Qualche altro sindacato ha dichiarato di aver già denunciato problemi alla manutenzione dell’impianto. Anche voi avevate presentato esposti in tal senso?

«A scanso di equivoci va subito detto che le persone che lavoravano nella centrale erano altamente qualificate, dipendenti di aziende altrettanto specializzate nel settore. Facevano, per questo, manutenzione ordinaria e straordinaria. E’ giusto chiarire perché siamo in campagna elettorale per il rinnovo delle Rsu sindacali. Ora le elezioni sono doverosamente sospese. Ma intanto le nostre vertenze di sciopero nei confronti dell’azienda per contrastare le politiche di esternalizzazione e chiedere miglioramenti nella sicurezza sul lavoro vanno avanti da tempo. L’ultimo sciopero, quello dell’8 marzo, ha avuto un’adesione clamorosa segno che la questione è molto sentita. I prossimi due sono in programma il 30 aprile e il 2 maggio. Nel nostro settore gli scioperi sono una rarità considerando la delicatezza del servizio fornito ai cittadini, tuttavia le questioni che attengono alla qualità del lavoro e alla sicurezza non possono essere sottaciute. Per quel che concerne le denunce di altri sindacati, sono sempre ben accette, ma la nostra rappresentanza sindacale all’interno di Enel è pressoché maggioritaria. Nei rapporti bilaterali con l’azienda abbiamo chiesto continui tavoli tecnici nel segmento della produzione e ora, a maggior ragione, chiederemo confronti sulla produzione, sui quali finora l’Enel è apparsa restia».

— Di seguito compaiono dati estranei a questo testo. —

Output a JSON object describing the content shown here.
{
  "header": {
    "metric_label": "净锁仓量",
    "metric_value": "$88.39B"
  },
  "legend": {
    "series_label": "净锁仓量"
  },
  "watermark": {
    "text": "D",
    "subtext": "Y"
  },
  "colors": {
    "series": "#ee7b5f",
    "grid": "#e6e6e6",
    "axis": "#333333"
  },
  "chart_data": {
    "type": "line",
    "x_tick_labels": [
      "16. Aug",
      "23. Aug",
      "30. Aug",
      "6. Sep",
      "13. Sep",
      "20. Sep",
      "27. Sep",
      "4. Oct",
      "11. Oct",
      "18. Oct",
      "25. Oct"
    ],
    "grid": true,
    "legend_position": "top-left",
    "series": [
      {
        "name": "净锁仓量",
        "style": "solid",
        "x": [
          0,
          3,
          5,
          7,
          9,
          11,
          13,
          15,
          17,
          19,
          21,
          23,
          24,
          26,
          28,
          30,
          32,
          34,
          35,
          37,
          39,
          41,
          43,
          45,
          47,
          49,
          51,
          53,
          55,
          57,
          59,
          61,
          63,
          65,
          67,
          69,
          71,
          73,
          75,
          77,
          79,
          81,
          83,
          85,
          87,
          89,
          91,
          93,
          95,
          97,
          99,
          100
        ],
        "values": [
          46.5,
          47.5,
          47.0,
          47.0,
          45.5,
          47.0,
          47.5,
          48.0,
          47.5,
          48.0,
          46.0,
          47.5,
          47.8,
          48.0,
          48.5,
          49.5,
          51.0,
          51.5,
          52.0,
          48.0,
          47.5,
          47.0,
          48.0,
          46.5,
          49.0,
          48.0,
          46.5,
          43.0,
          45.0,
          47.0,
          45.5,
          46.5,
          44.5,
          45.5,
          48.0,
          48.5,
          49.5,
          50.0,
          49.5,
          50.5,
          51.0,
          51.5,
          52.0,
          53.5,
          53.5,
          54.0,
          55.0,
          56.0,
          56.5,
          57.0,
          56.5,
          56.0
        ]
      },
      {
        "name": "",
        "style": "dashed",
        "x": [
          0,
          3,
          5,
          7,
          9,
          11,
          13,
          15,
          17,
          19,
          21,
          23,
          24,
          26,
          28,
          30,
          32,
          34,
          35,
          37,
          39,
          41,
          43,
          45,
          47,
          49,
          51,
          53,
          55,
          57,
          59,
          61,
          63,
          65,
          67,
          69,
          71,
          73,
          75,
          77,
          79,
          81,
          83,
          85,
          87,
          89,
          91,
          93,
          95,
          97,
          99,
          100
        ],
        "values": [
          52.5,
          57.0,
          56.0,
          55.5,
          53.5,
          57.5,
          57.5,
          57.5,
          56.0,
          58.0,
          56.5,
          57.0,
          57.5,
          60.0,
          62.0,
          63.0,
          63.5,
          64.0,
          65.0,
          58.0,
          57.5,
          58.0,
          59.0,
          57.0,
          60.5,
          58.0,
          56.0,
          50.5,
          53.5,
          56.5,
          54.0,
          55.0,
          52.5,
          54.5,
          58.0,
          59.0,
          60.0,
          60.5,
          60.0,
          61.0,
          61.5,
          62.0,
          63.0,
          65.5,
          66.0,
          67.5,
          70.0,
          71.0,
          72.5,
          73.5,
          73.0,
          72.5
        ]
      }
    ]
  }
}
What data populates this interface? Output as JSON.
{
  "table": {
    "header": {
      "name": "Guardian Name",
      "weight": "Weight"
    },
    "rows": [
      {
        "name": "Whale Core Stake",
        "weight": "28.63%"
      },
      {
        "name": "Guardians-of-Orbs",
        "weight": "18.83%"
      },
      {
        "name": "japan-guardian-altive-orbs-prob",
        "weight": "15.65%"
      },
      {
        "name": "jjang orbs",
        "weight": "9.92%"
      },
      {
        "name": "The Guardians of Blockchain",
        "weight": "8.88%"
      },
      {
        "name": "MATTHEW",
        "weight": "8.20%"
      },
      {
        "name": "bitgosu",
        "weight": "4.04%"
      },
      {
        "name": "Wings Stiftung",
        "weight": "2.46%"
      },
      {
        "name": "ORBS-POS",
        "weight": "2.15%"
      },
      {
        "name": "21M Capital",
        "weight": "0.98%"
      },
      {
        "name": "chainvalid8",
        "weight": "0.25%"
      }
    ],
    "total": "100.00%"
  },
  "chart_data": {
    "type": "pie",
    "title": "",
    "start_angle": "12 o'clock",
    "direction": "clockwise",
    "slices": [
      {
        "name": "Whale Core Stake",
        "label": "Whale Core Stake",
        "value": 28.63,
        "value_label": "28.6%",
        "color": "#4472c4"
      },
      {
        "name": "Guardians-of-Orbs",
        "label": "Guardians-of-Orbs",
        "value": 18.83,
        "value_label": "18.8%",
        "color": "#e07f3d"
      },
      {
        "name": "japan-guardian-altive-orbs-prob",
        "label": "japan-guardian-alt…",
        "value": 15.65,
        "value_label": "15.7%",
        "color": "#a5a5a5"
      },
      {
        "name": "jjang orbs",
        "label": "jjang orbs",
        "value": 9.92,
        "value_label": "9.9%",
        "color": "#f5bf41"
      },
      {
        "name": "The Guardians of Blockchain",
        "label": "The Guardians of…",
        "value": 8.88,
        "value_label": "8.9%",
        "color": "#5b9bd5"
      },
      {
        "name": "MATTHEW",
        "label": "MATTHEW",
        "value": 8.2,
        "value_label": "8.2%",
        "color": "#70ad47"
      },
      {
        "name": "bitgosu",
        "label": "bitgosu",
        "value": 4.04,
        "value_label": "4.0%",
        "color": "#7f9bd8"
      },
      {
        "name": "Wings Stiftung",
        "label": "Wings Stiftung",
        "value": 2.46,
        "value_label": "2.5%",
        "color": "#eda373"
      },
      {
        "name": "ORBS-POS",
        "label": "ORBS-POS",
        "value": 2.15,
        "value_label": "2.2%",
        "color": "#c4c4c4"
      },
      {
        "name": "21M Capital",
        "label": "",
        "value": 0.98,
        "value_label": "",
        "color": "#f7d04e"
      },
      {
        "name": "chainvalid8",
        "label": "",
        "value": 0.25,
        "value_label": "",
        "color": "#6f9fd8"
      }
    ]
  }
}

Un altro problema che si ripropone puntualmente è quello dei subappalti. A oggi non si ancora per chi lavorassero gli operai morti. Come si esce. segretario Testa, da questa spirale anche dal punto normativo?

«Nei primi incontri successivi all’incidente avuti con la ministra del Lavoro Marina Calderone abbiamo di chiesto con forza di riportare al centro le attività distintive ed esclusive che rappresentano il “core business” dell’azienda. Continuare ad esternalizzare significa abbassare i livelli di qualità del lavoro e perdere il controllo sulle dinamiche produttive. Abbiamo il dovere di riflettere su questo gigante strategico che è Enel la cui dimensione, però, sembra assottigliarsi sempre di più nel silenzio di tutti i governi. Sia chiaro, non è una speculazione nel momento del dolore, solo la constatazione che il modello dell’azienda finalizzato ai profitti non regge».

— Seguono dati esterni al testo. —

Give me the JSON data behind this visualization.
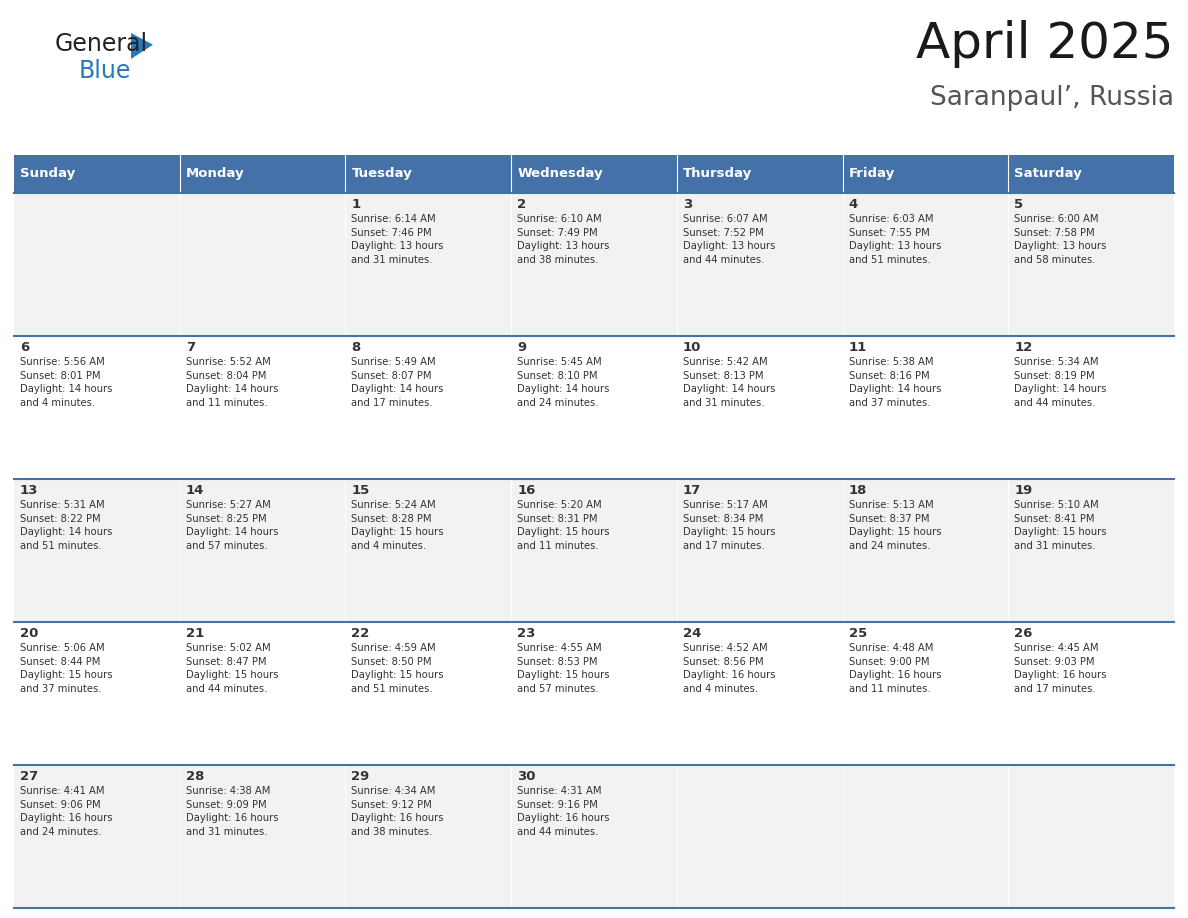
{
  "title": "April 2025",
  "subtitle": "Saranpaul’, Russia",
  "header_bg": "#4472a8",
  "header_text_color": "#ffffff",
  "cell_bg_odd": "#f2f2f2",
  "cell_bg_even": "#ffffff",
  "text_color": "#333333",
  "line_color": "#4472a8",
  "logo_general_color": "#222222",
  "logo_blue_color": "#2878c0",
  "logo_triangle_color": "#2878c0",
  "days_of_week": [
    "Sunday",
    "Monday",
    "Tuesday",
    "Wednesday",
    "Thursday",
    "Friday",
    "Saturday"
  ],
  "weeks": [
    [
      {
        "day": "",
        "info": ""
      },
      {
        "day": "",
        "info": ""
      },
      {
        "day": "1",
        "info": "Sunrise: 6:14 AM\nSunset: 7:46 PM\nDaylight: 13 hours\nand 31 minutes."
      },
      {
        "day": "2",
        "info": "Sunrise: 6:10 AM\nSunset: 7:49 PM\nDaylight: 13 hours\nand 38 minutes."
      },
      {
        "day": "3",
        "info": "Sunrise: 6:07 AM\nSunset: 7:52 PM\nDaylight: 13 hours\nand 44 minutes."
      },
      {
        "day": "4",
        "info": "Sunrise: 6:03 AM\nSunset: 7:55 PM\nDaylight: 13 hours\nand 51 minutes."
      },
      {
        "day": "5",
        "info": "Sunrise: 6:00 AM\nSunset: 7:58 PM\nDaylight: 13 hours\nand 58 minutes."
      }
    ],
    [
      {
        "day": "6",
        "info": "Sunrise: 5:56 AM\nSunset: 8:01 PM\nDaylight: 14 hours\nand 4 minutes."
      },
      {
        "day": "7",
        "info": "Sunrise: 5:52 AM\nSunset: 8:04 PM\nDaylight: 14 hours\nand 11 minutes."
      },
      {
        "day": "8",
        "info": "Sunrise: 5:49 AM\nSunset: 8:07 PM\nDaylight: 14 hours\nand 17 minutes."
      },
      {
        "day": "9",
        "info": "Sunrise: 5:45 AM\nSunset: 8:10 PM\nDaylight: 14 hours\nand 24 minutes."
      },
      {
        "day": "10",
        "info": "Sunrise: 5:42 AM\nSunset: 8:13 PM\nDaylight: 14 hours\nand 31 minutes."
      },
      {
        "day": "11",
        "info": "Sunrise: 5:38 AM\nSunset: 8:16 PM\nDaylight: 14 hours\nand 37 minutes."
      },
      {
        "day": "12",
        "info": "Sunrise: 5:34 AM\nSunset: 8:19 PM\nDaylight: 14 hours\nand 44 minutes."
      }
    ],
    [
      {
        "day": "13",
        "info": "Sunrise: 5:31 AM\nSunset: 8:22 PM\nDaylight: 14 hours\nand 51 minutes."
      },
      {
        "day": "14",
        "info": "Sunrise: 5:27 AM\nSunset: 8:25 PM\nDaylight: 14 hours\nand 57 minutes."
      },
      {
        "day": "15",
        "info": "Sunrise: 5:24 AM\nSunset: 8:28 PM\nDaylight: 15 hours\nand 4 minutes."
      },
      {
        "day": "16",
        "info": "Sunrise: 5:20 AM\nSunset: 8:31 PM\nDaylight: 15 hours\nand 11 minutes."
      },
      {
        "day": "17",
        "info": "Sunrise: 5:17 AM\nSunset: 8:34 PM\nDaylight: 15 hours\nand 17 minutes."
      },
      {
        "day": "18",
        "info": "Sunrise: 5:13 AM\nSunset: 8:37 PM\nDaylight: 15 hours\nand 24 minutes."
      },
      {
        "day": "19",
        "info": "Sunrise: 5:10 AM\nSunset: 8:41 PM\nDaylight: 15 hours\nand 31 minutes."
      }
    ],
    [
      {
        "day": "20",
        "info": "Sunrise: 5:06 AM\nSunset: 8:44 PM\nDaylight: 15 hours\nand 37 minutes."
      },
      {
        "day": "21",
        "info": "Sunrise: 5:02 AM\nSunset: 8:47 PM\nDaylight: 15 hours\nand 44 minutes."
      },
      {
        "day": "22",
        "info": "Sunrise: 4:59 AM\nSunset: 8:50 PM\nDaylight: 15 hours\nand 51 minutes."
      },
      {
        "day": "23",
        "info": "Sunrise: 4:55 AM\nSunset: 8:53 PM\nDaylight: 15 hours\nand 57 minutes."
      },
      {
        "day": "24",
        "info": "Sunrise: 4:52 AM\nSunset: 8:56 PM\nDaylight: 16 hours\nand 4 minutes."
      },
      {
        "day": "25",
        "info": "Sunrise: 4:48 AM\nSunset: 9:00 PM\nDaylight: 16 hours\nand 11 minutes."
      },
      {
        "day": "26",
        "info": "Sunrise: 4:45 AM\nSunset: 9:03 PM\nDaylight: 16 hours\nand 17 minutes."
      }
    ],
    [
      {
        "day": "27",
        "info": "Sunrise: 4:41 AM\nSunset: 9:06 PM\nDaylight: 16 hours\nand 24 minutes."
      },
      {
        "day": "28",
        "info": "Sunrise: 4:38 AM\nSunset: 9:09 PM\nDaylight: 16 hours\nand 31 minutes."
      },
      {
        "day": "29",
        "info": "Sunrise: 4:34 AM\nSunset: 9:12 PM\nDaylight: 16 hours\nand 38 minutes."
      },
      {
        "day": "30",
        "info": "Sunrise: 4:31 AM\nSunset: 9:16 PM\nDaylight: 16 hours\nand 44 minutes."
      },
      {
        "day": "",
        "info": ""
      },
      {
        "day": "",
        "info": ""
      },
      {
        "day": "",
        "info": ""
      }
    ]
  ]
}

Il crollo nel cantiere di Firenze di metà febbraio sembra già dimenticato. Può sopportare centinaia di morti sul lavoro all’anno un Paese che si vanta de essere civile?

«E’ inaccettabile, da sconforto assoluto. Gli investimenti sulla sicurezza nei luoghi di lavoro devono essere la proprietà assoluta, non negoziabile».

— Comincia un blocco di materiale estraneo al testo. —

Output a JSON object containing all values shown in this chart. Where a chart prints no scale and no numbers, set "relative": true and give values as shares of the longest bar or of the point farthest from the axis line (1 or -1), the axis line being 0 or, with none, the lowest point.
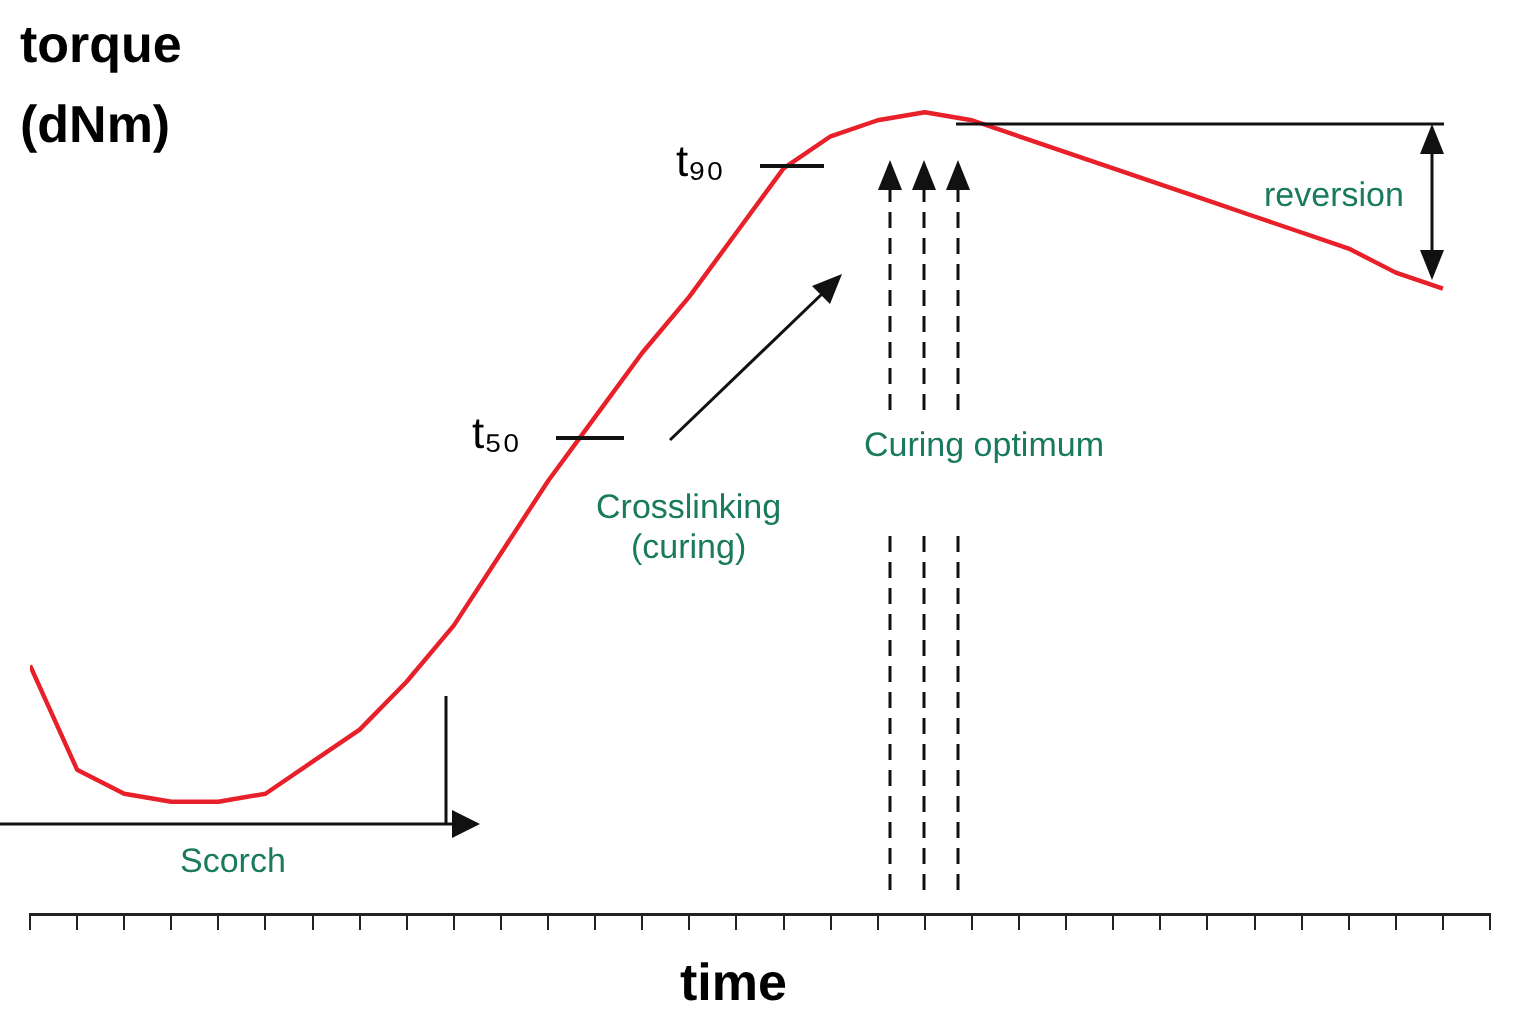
{
  "chart_data": {
    "type": "line",
    "relative": true,
    "ylabel": "torque\n(dNm)",
    "xlabel": "time",
    "categories": [
      null,
      null,
      null,
      null,
      null,
      null,
      null,
      null,
      null,
      null,
      null,
      null,
      null,
      null,
      null,
      null,
      null,
      null,
      null,
      null,
      null,
      null,
      null,
      null,
      null,
      null,
      null,
      null,
      null,
      null,
      null
    ],
    "series": [
      {
        "color": "#e8202a",
        "values": [
          0.31,
          0.18,
          0.15,
          0.14,
          0.14,
          0.15,
          0.19,
          0.23,
          0.29,
          0.36,
          0.45,
          0.54,
          0.62,
          0.7,
          0.77,
          0.85,
          0.93,
          0.97,
          0.99,
          1,
          0.99,
          0.97,
          0.95,
          0.93,
          0.91,
          0.89,
          0.87,
          0.85,
          0.83,
          0.8,
          0.78
        ]
      }
    ],
    "annotations": [
      "t₅₀",
      "t₉₀",
      "Crosslinking\n(curing)",
      "Curing optimum",
      "reversion",
      "Scorch"
    ],
    "marker": "none",
    "line_style": "solid",
    "grid": false,
    "legend": false,
    "tick_labels": false
  }
}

Dopo i fatti di Firenze, il governo ha promesso un cospicuo aumento delle ispezioni nei cantieri, il problema però è la qualità dei controlli.

«Le prime misure, come l’assunzione di settecento nuovi ispettori, ci sembrano promettenti, ma è solo il punto di partenza. Occorre una profonda riflessione su tutto il sistema che regola i cantieri di lavoro: dalla sicurezza alla qualità del lavoro fino agli appalti. Speravamo che la tragedia Firenze potesse essere il punto di non ritorno. Suviana ci dice che non è così».

Foto: ildiariodellavoro.it

Lascia un commento

Your email address will not be published.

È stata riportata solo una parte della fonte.